April 2010


“By this everyone will know that you are my disciples, if you have love for one another” (John 13:35).

“Why do you spend your money for that which is not bread, and your labor for that which does not satisfy?” (Isaiah 55:2a)

When in our music God is glorified, and adoration leaves no room for pride, it is as though the whole creation cried: ‘Alleluia!’” (Fred Pratt Green, 1972)

Scott Hill is a student at Columbia Theological Seminary, my doctoral alma mater. In a marvelous article in a recent school publication, Mr. Hill, a forest ranger turned pastor, tells about his internship in two rural yoked field churches in South Carolina.

His first Sunday, he stammered and sweated through the liturgy, forgetting a great deal of it. He says he was “painfully bad.”

Besides worrying about how he did in worship, he wondered “what else am I supposed to be doing?” as he worked down the visitation list assigned by the pastor. He came to the important insight that simply being with the folks in the church was “what else he was supposed to be doing.” One church matriarch assured him: “‘Scott, bless your heart, it doesn’t matter if you get all the worship service just right. You just keep loving us. We can forgive a whole host of warts. Just love us’” (“Tools for the Trade,” Vantage, Winter/Spring 2010: 10).

Fortunately, Mr. Hill has learned what matters before he even graduates from seminary. I was too stubborn to be so blessed.

In my first pastorate on my own, I tried to take very seriously the historic role of the Presbyterian minister as teacher of theology. I fancied myself the “theologian in residence.” (Yeah, I know; you’re rolling your eyes.) And where did most people get their theology? I asked. Not from denominational standards, listening to young upstart preachers or even from the Bible. It was from hymns.

Or so I thought. I fought hard to get “good” hymns sung in worship, and regarded accomplishing that task as one of the most important things in ministry. It was something that mattered deeply to me.
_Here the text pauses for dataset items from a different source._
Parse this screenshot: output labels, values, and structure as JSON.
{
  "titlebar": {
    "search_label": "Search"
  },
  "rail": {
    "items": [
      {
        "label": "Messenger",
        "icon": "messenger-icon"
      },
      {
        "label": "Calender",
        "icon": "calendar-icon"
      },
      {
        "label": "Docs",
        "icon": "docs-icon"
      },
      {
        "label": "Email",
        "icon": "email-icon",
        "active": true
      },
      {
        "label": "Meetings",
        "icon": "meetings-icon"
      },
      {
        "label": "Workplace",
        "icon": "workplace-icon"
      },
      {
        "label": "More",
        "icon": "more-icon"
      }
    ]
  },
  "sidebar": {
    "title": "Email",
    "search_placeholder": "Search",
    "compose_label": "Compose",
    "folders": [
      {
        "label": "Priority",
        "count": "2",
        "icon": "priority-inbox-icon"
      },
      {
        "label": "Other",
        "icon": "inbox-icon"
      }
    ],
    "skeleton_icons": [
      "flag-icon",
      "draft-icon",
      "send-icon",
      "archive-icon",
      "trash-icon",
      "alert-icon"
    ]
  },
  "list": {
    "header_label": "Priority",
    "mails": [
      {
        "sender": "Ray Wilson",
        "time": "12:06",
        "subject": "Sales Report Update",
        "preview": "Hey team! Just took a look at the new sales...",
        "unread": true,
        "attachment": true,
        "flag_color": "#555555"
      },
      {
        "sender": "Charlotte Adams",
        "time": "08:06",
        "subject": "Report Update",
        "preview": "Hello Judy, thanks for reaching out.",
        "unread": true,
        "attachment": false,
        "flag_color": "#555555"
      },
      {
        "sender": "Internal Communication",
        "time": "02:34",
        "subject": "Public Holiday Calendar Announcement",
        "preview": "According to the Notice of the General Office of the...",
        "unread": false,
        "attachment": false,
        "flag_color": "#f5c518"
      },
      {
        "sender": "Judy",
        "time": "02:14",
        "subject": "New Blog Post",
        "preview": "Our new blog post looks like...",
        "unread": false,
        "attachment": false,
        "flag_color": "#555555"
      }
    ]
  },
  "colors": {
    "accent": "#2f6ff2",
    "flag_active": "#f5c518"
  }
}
After expending considerable emotional resources and finding myself no closer to “victory,” I called off my crusade. I’m thankful that I finally grew up enough to know that my energy can and should be directed to better, more fruitful pursuits. What really matters is not hymns or liturgy. It’s glorifying God with heart and soul and voice, whatever hymn that voice is singing. It’s helping people feel cared for, letting them know it’s safe to be themselves and share what they feel, being there when the inevitable crisis comes and loss and tears are the order of the day. In short, as Mr. Hill was reminded, loving them.

Anthony Siracusa, who founded a bike ministry called “Revolutions” at a UCC church in Memphis, then went on to graduate from Rhodes College with honors, reflects on his experience with the congregation. “‘Growing into my life with this church,’” he observes, “‘I have found a life that matters’” (Elaine Blanchard, “Free-wheel Offering,” The Christian Century, March 9, 2010: 12).

What a gift of God it is when, like that young man, we can find out early on what matters, whether in ministry or in life.

© 2010 Tom Cheatham

 

And Esau said to Jacob, Feed me, I pray thee, with that same red pottage; for I am faint: therefore was his name called Edom. And Jacob said, Sell me this day thy birthright. And Esau said, Behold, I am at the point to die: and what profit shall this birthright do to me? And Jacob said, Swear to me this day; and he sware unto him: and he sold his birthright unto Jacob. Then Jacob gave Esau bread and pottage of lentiles; and he did eat and drink, and rose up, and went his way: thus Esau despised his birthright—Genesis 25:30-34 KJV.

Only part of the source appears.